Physical education and sports were a central feature in the social and cultural landscape of German occupied France. Despite the hardships of the war, hundreds of thousands of young French men and women competed in local athletic associations. Sport and physical culture in Occupied France explores the growth of wartime French sports as a top-down and bottom-up phenomenon.
Between 1940 and 1944, the Vichy regime expanded the country's physical education and sports expenditures, placing physical culture at the centre of an ambitious program of national regeneration. A new Sports Ministry, the Commissariat général à l'éducation générale et aux sports, flourished under the leadership of the charismatic tennis superstar Jean Borotra.

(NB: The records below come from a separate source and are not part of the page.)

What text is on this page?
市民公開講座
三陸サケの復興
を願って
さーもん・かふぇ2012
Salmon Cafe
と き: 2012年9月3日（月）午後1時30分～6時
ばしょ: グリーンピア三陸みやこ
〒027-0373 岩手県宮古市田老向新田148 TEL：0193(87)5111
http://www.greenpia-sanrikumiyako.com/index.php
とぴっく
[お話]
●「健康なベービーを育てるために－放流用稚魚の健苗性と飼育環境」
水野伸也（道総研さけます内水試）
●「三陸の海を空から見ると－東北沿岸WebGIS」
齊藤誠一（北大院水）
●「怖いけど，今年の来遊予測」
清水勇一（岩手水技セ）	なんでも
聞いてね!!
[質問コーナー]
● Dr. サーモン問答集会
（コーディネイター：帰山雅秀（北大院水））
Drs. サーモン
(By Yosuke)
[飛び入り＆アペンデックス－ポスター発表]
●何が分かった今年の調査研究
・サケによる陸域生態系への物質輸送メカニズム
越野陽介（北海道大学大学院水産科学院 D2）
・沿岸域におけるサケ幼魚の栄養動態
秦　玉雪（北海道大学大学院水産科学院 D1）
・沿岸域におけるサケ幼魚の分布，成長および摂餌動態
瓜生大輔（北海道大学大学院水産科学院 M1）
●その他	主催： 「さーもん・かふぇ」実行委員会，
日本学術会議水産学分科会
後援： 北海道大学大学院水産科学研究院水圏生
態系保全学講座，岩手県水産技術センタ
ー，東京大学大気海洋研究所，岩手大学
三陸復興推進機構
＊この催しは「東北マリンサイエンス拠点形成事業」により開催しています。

Local and regional officials spent lavishly, hiring new gym teachers, sponsoring sporting associations, and building athletic facilities. The state's dramatic investment inaugurated a golden age, but if the regime's growing intervention into physical culture suggests an expansion of state power, its reliance on local and regional stakeholders empowered ordinary people to organise, contest the political goals of the regime, acquire state resources, and use those funds for their own ends.
Examining both state efforts to politicise sports as part of the National Revolution and French people's role in complicating those efforts, this book reveals an 'Innovative France' where individuals and organisations learned to survive and even thrive despite the dual authoritarian regimes of the German Occupation and the Vichy government.